On top of all this, it would be a big mistake to dismiss the political poison and land mines that Trump leaves behind. The rightwing-stuffed and pro-corporate-elite Supreme Court wasn’t about to stupidly shatter its legitimacy by overthrowing the November election, but what it might do to the Affordable Care Act, Roe v. Wade and future voter-suppression state tactics are big unknowns. The damage done to workers’ rights by SCOTUS rulings in recent years will no doubt be compounded.

Trump’s botched post-election efforts at a sort-of-coup through courts and state legislatures predictably fell apart, but they’ve left a toxic legacy: If 45+% of the country voted for Trump and 70+% of his voters think it was “stolen,” that means more than 30 percent of the U.S. population lives in a kind of reality-free parallel ideological universe where facts simply don’t matter.

That has ominous implications going forward, not only for politics but for facing the horrific next period of the pandemic, among other things. Much of the Republican Party has devolved into a party of militant white supremacy, the glue holding together the web of bribery, brainwashing, conspiracy theory and deceit that Trump has perpetrated — which cannot be undone any time soon, if ever.

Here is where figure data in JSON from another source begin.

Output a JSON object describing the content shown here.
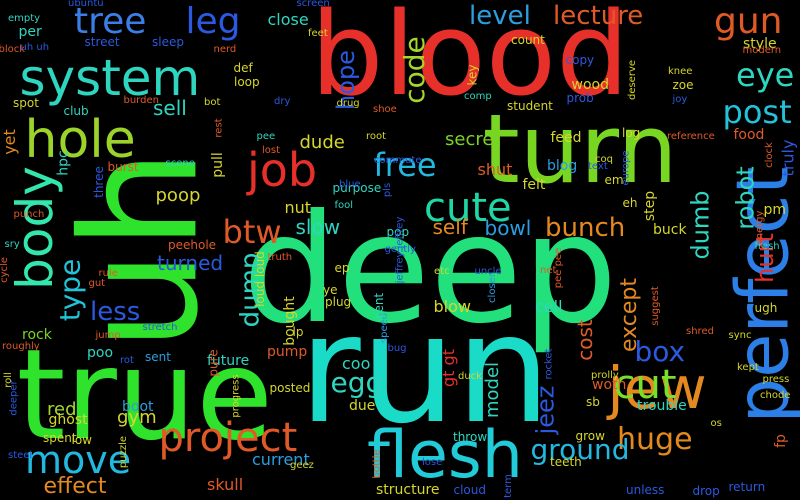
{
  "background": "#000000",
  "words": [
    {
      "text": "blood",
      "color": "#e8302a",
      "rotated": false
    },
    {
      "text": "deep",
      "color": "#22e07c",
      "rotated": false
    },
    {
      "text": "run",
      "color": "#19dbc8",
      "rotated": false
    },
    {
      "text": "uh",
      "color": "#2fe22c",
      "rotated": true
    },
    {
      "text": "true",
      "color": "#2fe22c",
      "rotated": false
    },
    {
      "text": "turn",
      "color": "#78d623",
      "rotated": false
    },
    {
      "text": "flesh",
      "color": "#22cbd8",
      "rotated": false
    },
    {
      "text": "perfect",
      "color": "#2b7fe6",
      "rotated": true
    },
    {
      "text": "system",
      "color": "#2ed6c0",
      "rotated": false
    },
    {
      "text": "hole",
      "color": "#9bd32b",
      "rotated": false
    },
    {
      "text": "body",
      "color": "#32e6ad",
      "rotated": true
    },
    {
      "text": "jew",
      "color": "#e3891f",
      "rotated": false
    },
    {
      "text": "project",
      "color": "#e05a28",
      "rotated": false
    },
    {
      "text": "tree",
      "color": "#3a7ee8",
      "rotated": false
    },
    {
      "text": "job",
      "color": "#e8302a",
      "rotated": false
    },
    {
      "text": "cute",
      "color": "#1fd6a5",
      "rotated": false
    },
    {
      "text": "cut",
      "color": "#78e02a",
      "rotated": false
    },
    {
      "text": "free",
      "color": "#22b8e0",
      "rotated": false
    },
    {
      "text": "leg",
      "color": "#2b59e0",
      "rotated": false
    },
    {
      "text": "gun",
      "color": "#e05a28",
      "rotated": false
    },
    {
      "text": "eye",
      "color": "#2ed6c0",
      "rotated": false
    },
    {
      "text": "post",
      "color": "#22c3d8",
      "rotated": false
    },
    {
      "text": "code",
      "color": "#a5d62b",
      "rotated": true
    },
    {
      "text": "lecture",
      "color": "#e05a28",
      "rotated": false
    },
    {
      "text": "level",
      "color": "#2b9ee0",
      "rotated": false
    },
    {
      "text": "move",
      "color": "#22b8e0",
      "rotated": false
    },
    {
      "text": "huge",
      "color": "#e3891f",
      "rotated": false
    },
    {
      "text": "btw",
      "color": "#e05a28",
      "rotated": false
    },
    {
      "text": "type",
      "color": "#22c3d8",
      "rotated": true
    },
    {
      "text": "ground",
      "color": "#22b8e0",
      "rotated": false
    },
    {
      "text": "box",
      "color": "#2b59e0",
      "rotated": false
    },
    {
      "text": "egg",
      "color": "#2ed6c0",
      "rotated": false
    },
    {
      "text": "bunch",
      "color": "#e3891f",
      "rotated": false
    },
    {
      "text": "jeez",
      "color": "#2b59e0",
      "rotated": true
    },
    {
      "text": "dumb",
      "color": "#2ed6c0",
      "rotated": true
    },
    {
      "text": "robot",
      "color": "#2ed6c0",
      "rotated": true
    },
    {
      "text": "hurt",
      "color": "#e8302a",
      "rotated": true
    },
    {
      "text": "hope",
      "color": "#2b59e0",
      "rotated": true
    },
    {
      "text": "less",
      "color": "#2b59e0",
      "rotated": false
    },
    {
      "text": "dump",
      "color": "#2ed6c0",
      "rotated": true
    },
    {
      "text": "effect",
      "color": "#e3891f",
      "rotated": false
    },
    {
      "text": "skull",
      "color": "#e05a28",
      "rotated": false
    },
    {
      "text": "turned",
      "color": "#2b59e0",
      "rotated": false
    },
    {
      "text": "secret",
      "color": "#78d623",
      "rotated": false
    },
    {
      "text": "dude",
      "color": "#d6d62b",
      "rotated": false
    },
    {
      "text": "slow",
      "color": "#2ed6c0",
      "rotated": false
    },
    {
      "text": "self",
      "color": "#e3891f",
      "rotated": false
    },
    {
      "text": "bowl",
      "color": "#2b9ee0",
      "rotated": false
    },
    {
      "text": "gym",
      "color": "#d6d62b",
      "rotated": false
    },
    {
      "text": "red",
      "color": "#a5d62b",
      "rotated": false
    },
    {
      "text": "nut",
      "color": "#d6d62b",
      "rotated": false
    },
    {
      "text": "coo",
      "color": "#2ed6c0",
      "rotated": false
    },
    {
      "text": "sell",
      "color": "#2ed6c0",
      "rotated": false
    },
    {
      "text": "poop",
      "color": "#d6d62b",
      "rotated": false
    },
    {
      "text": "except",
      "color": "#e3891f",
      "rotated": true
    },
    {
      "text": "cost",
      "color": "#e05a28",
      "rotated": true
    },
    {
      "text": "model",
      "color": "#2ed6c0",
      "rotated": true
    },
    {
      "text": "blow",
      "color": "#d6d62b",
      "rotated": false
    },
    {
      "text": "cell",
      "color": "#2ed6c0",
      "rotated": false
    },
    {
      "text": "close",
      "color": "#2ed6c0",
      "rotated": false
    },
    {
      "text": "per",
      "color": "#2ed6c0",
      "rotated": false
    },
    {
      "text": "empty",
      "color": "#2ed6c0",
      "rotated": false
    },
    {
      "text": "street",
      "color": "#2b59e0",
      "rotated": false
    },
    {
      "text": "block",
      "color": "#e05a28",
      "rotated": false
    },
    {
      "text": "sleep",
      "color": "#2b59e0",
      "rotated": false
    },
    {
      "text": "club",
      "color": "#2ed6c0",
      "rotated": false
    },
    {
      "text": "spot",
      "color": "#d6d62b",
      "rotated": false
    },
    {
      "text": "burden",
      "color": "#e05a28",
      "rotated": false
    },
    {
      "text": "yet",
      "color": "#e3891f",
      "rotated": true
    },
    {
      "text": "hpc",
      "color": "#2ed6c0",
      "rotated": true
    },
    {
      "text": "three",
      "color": "#2b59e0",
      "rotated": true
    },
    {
      "text": "punch",
      "color": "#e05a28",
      "rotated": false
    },
    {
      "text": "sry",
      "color": "#2ed6c0",
      "rotated": false
    },
    {
      "text": "rock",
      "color": "#78d623",
      "rotated": false
    },
    {
      "text": "poo",
      "color": "#2ed6c0",
      "rotated": false
    },
    {
      "text": "sent",
      "color": "#2b9ee0",
      "rotated": false
    },
    {
      "text": "future",
      "color": "#2ed6c0",
      "rotated": false
    },
    {
      "text": "pump",
      "color": "#e05a28",
      "rotated": false
    },
    {
      "text": "posted",
      "color": "#d6d62b",
      "rotated": false
    },
    {
      "text": "current",
      "color": "#2b9ee0",
      "rotated": false
    },
    {
      "text": "structure",
      "color": "#d6d62b",
      "rotated": false
    },
    {
      "text": "cloud",
      "color": "#2b59e0",
      "rotated": false
    },
    {
      "text": "unless",
      "color": "#2b59e0",
      "rotated": false
    },
    {
      "text": "return",
      "color": "#2b59e0",
      "rotated": false
    },
    {
      "text": "drop",
      "color": "#2b59e0",
      "rotated": false
    },
    {
      "text": "teeth",
      "color": "#d6d62b",
      "rotated": false
    },
    {
      "text": "grow",
      "color": "#d6d62b",
      "rotated": false
    },
    {
      "text": "trouble",
      "color": "#2ed6c0",
      "rotated": false
    },
    {
      "text": "woth",
      "color": "#e05a28",
      "rotated": false
    },
    {
      "text": "throw",
      "color": "#2ed6c0",
      "rotated": false
    },
    {
      "text": "due",
      "color": "#d6d62b",
      "rotated": false
    },
    {
      "text": "speed",
      "color": "#2b9ee0",
      "rotated": true
    },
    {
      "text": "fool",
      "color": "#2ed6c0",
      "rotated": false
    },
    {
      "text": "pop",
      "color": "#2ed6c0",
      "rotated": false
    },
    {
      "text": "purpose",
      "color": "#2ed6c0",
      "rotated": false
    },
    {
      "text": "feed",
      "color": "#d6d62b",
      "rotated": false
    },
    {
      "text": "log",
      "color": "#d6d62b",
      "rotated": false
    },
    {
      "text": "shut",
      "color": "#e05a28",
      "rotated": false
    },
    {
      "text": "blog",
      "color": "#2b9ee0",
      "rotated": false
    },
    {
      "text": "felt",
      "color": "#d6d62b",
      "rotated": false
    },
    {
      "text": "step",
      "color": "#d6d62b",
      "rotated": true
    },
    {
      "text": "buck",
      "color": "#d6d62b",
      "rotated": false
    },
    {
      "text": "eh",
      "color": "#d6d62b",
      "rotated": false
    },
    {
      "text": "em",
      "color": "#d6d62b",
      "rotated": false
    },
    {
      "text": "coq",
      "color": "#d6d62b",
      "rotated": false
    },
    {
      "text": "food",
      "color": "#e05a28",
      "rotated": false
    },
    {
      "text": "truly",
      "color": "#2b59e0",
      "rotated": true
    },
    {
      "text": "pm",
      "color": "#d6d62b",
      "rotated": false
    },
    {
      "text": "energy",
      "color": "#e05a28",
      "rotated": true
    },
    {
      "text": "style",
      "color": "#d6d62b",
      "rotated": false
    },
    {
      "text": "wood",
      "color": "#d6d62b",
      "rotated": false
    },
    {
      "text": "zoe",
      "color": "#d6d62b",
      "rotated": false
    },
    {
      "text": "knee",
      "color": "#d6d62b",
      "rotated": false
    },
    {
      "text": "copy",
      "color": "#2b59e0",
      "rotated": false
    },
    {
      "text": "prob",
      "color": "#2b59e0",
      "rotated": false
    },
    {
      "text": "joy",
      "color": "#2b59e0",
      "rotated": false
    },
    {
      "text": "key",
      "color": "#d6d62b",
      "rotated": true
    },
    {
      "text": "comp",
      "color": "#2ed6c0",
      "rotated": false
    },
    {
      "text": "count",
      "color": "#d6d62b",
      "rotated": false
    },
    {
      "text": "student",
      "color": "#d6d62b",
      "rotated": false
    },
    {
      "text": "def",
      "color": "#d6d62b",
      "rotated": false
    },
    {
      "text": "loop",
      "color": "#d6d62b",
      "rotated": false
    },
    {
      "text": "pee",
      "color": "#2ed6c0",
      "rotated": false
    },
    {
      "text": "lost",
      "color": "#e05a28",
      "rotated": false
    },
    {
      "text": "root",
      "color": "#d6d62b",
      "rotated": false
    },
    {
      "text": "scene",
      "color": "#2ed6c0",
      "rotated": false
    },
    {
      "text": "burst",
      "color": "#e05a28",
      "rotated": false
    },
    {
      "text": "pull",
      "color": "#d6d62b",
      "rotated": true
    },
    {
      "text": "peehole",
      "color": "#e05a28",
      "rotated": false
    },
    {
      "text": "rule",
      "color": "#e05a28",
      "rotated": false
    },
    {
      "text": "gut",
      "color": "#e05a28",
      "rotated": false
    },
    {
      "text": "pure",
      "color": "#e05a28",
      "rotated": true
    },
    {
      "text": "bought",
      "color": "#d6d62b",
      "rotated": true
    },
    {
      "text": "truth",
      "color": "#e05a28",
      "rotated": false
    },
    {
      "text": "ep",
      "color": "#d6d62b",
      "rotated": false
    },
    {
      "text": "ye",
      "color": "#d6d62b",
      "rotated": false
    },
    {
      "text": "plug",
      "color": "#d6d62b",
      "rotated": false
    },
    {
      "text": "lp",
      "color": "#d6d62b",
      "rotated": false
    },
    {
      "text": "loud loud",
      "color": "#d6d62b",
      "rotated": true
    },
    {
      "text": "gt gt",
      "color": "#e8302a",
      "rotated": true
    },
    {
      "text": "cent",
      "color": "#2ed6c0",
      "rotated": true
    },
    {
      "text": "closer",
      "color": "#2b9ee0",
      "rotated": true
    },
    {
      "text": "boot",
      "color": "#2b9ee0",
      "rotated": false
    },
    {
      "text": "ghost",
      "color": "#d6d62b",
      "rotated": false
    },
    {
      "text": "spent",
      "color": "#d6d62b",
      "rotated": false
    },
    {
      "text": "low",
      "color": "#d6d62b",
      "rotated": false
    },
    {
      "text": "deeper",
      "color": "#2b59e0",
      "rotated": true
    },
    {
      "text": "steel",
      "color": "#2b59e0",
      "rotated": false
    },
    {
      "text": "puzzle",
      "color": "#d6d62b",
      "rotated": true
    },
    {
      "text": "pee pee",
      "color": "#e05a28",
      "rotated": true
    },
    {
      "text": "suggest",
      "color": "#e05a28",
      "rotated": true
    },
    {
      "text": "ugh",
      "color": "#d6d62b",
      "rotated": false
    },
    {
      "text": "kept",
      "color": "#d6d62b",
      "rotated": false
    },
    {
      "text": "sb",
      "color": "#d6d62b",
      "rotated": false
    },
    {
      "text": "chode",
      "color": "#d6d62b",
      "rotated": false
    },
    {
      "text": "fp",
      "color": "#e05a28",
      "rotated": true
    },
    {
      "text": "os",
      "color": "#d6d62b",
      "rotated": false
    },
    {
      "text": "europe",
      "color": "#2b59e0",
      "rotated": true
    },
    {
      "text": "deserve",
      "color": "#d6d62b",
      "rotated": true
    },
    {
      "text": "reference",
      "color": "#e05a28",
      "rotated": false
    },
    {
      "text": "shred",
      "color": "#e05a28",
      "rotated": false
    },
    {
      "text": "sync",
      "color": "#d6d62b",
      "rotated": false
    },
    {
      "text": "ubuntu",
      "color": "#2b59e0",
      "rotated": false
    },
    {
      "text": "screen",
      "color": "#2b59e0",
      "rotated": false
    },
    {
      "text": "feet",
      "color": "#d6d62b",
      "rotated": false
    },
    {
      "text": "nerd",
      "color": "#e05a28",
      "rotated": false
    },
    {
      "text": "modern",
      "color": "#e05a28",
      "rotated": false
    },
    {
      "text": "bot",
      "color": "#d6d62b",
      "rotated": false
    },
    {
      "text": "rest",
      "color": "#e05a28",
      "rotated": true
    },
    {
      "text": "dry",
      "color": "#2b59e0",
      "rotated": false
    },
    {
      "text": "shoe",
      "color": "#e05a28",
      "rotated": false
    },
    {
      "text": "drug",
      "color": "#d6d62b",
      "rotated": false
    },
    {
      "text": "text",
      "color": "#2b59e0",
      "rotated": false
    },
    {
      "text": "clock",
      "color": "#e05a28",
      "rotated": true
    },
    {
      "text": "uh uh",
      "color": "#2b59e0",
      "rotated": false
    },
    {
      "text": "roll",
      "color": "#d6d62b",
      "rotated": true
    },
    {
      "text": "cycle",
      "color": "#e05a28",
      "rotated": true
    },
    {
      "text": "roughly",
      "color": "#e05a28",
      "rotated": false
    },
    {
      "text": "jump",
      "color": "#e05a28",
      "rotated": false
    },
    {
      "text": "rot",
      "color": "#2b59e0",
      "rotated": false
    },
    {
      "text": "stretch",
      "color": "#2b59e0",
      "rotated": false
    },
    {
      "text": "progress",
      "color": "#d6d62b",
      "rotated": true
    },
    {
      "text": "bug",
      "color": "#2b59e0",
      "rotated": false
    },
    {
      "text": "pls",
      "color": "#2b59e0",
      "rotated": true
    },
    {
      "text": "blue",
      "color": "#2b59e0",
      "rotated": false
    },
    {
      "text": "commute",
      "color": "#2b59e0",
      "rotated": false
    },
    {
      "text": "uncle",
      "color": "#2b59e0",
      "rotated": false
    },
    {
      "text": "etc",
      "color": "#d6d62b",
      "rotated": false
    },
    {
      "text": "net",
      "color": "#e05a28",
      "rotated": false
    },
    {
      "text": "duck",
      "color": "#d6d62b",
      "rotated": false
    },
    {
      "text": "prolly",
      "color": "#d6d62b",
      "rotated": false
    },
    {
      "text": "rocket",
      "color": "#2b59e0",
      "rotated": true
    },
    {
      "text": "geez",
      "color": "#d6d62b",
      "rotated": false
    },
    {
      "text": "bottle",
      "color": "#e05a28",
      "rotated": true
    },
    {
      "text": "lose",
      "color": "#2b59e0",
      "rotated": false
    },
    {
      "text": "term",
      "color": "#2b59e0",
      "rotated": true
    },
    {
      "text": "fresh",
      "color": "#2ed6c0",
      "rotated": false
    },
    {
      "text": "press",
      "color": "#d6d62b",
      "rotated": false
    },
    {
      "text": "gently",
      "color": "#2b59e0",
      "rotated": false
    },
    {
      "text": "jeffrey jeffrey",
      "color": "#2b59e0",
      "rotated": true
    }
  ]
}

Under the pressure of multiple looming calamities and possible all-out Republican obstruction, the Biden administration might take more activist and aggressive actions than his instincts, his politics and his record would predict. But that would not result from pressure from “progressive” Democrats, whose numbers have grown, especially in local arenas, but who’ve been pushed to the margins nationally. And in any case, don’t hold your breath. Continual movement-building and mobilization, even amidst the coronavirus, will be required to make any progress toward the changes we desperately need.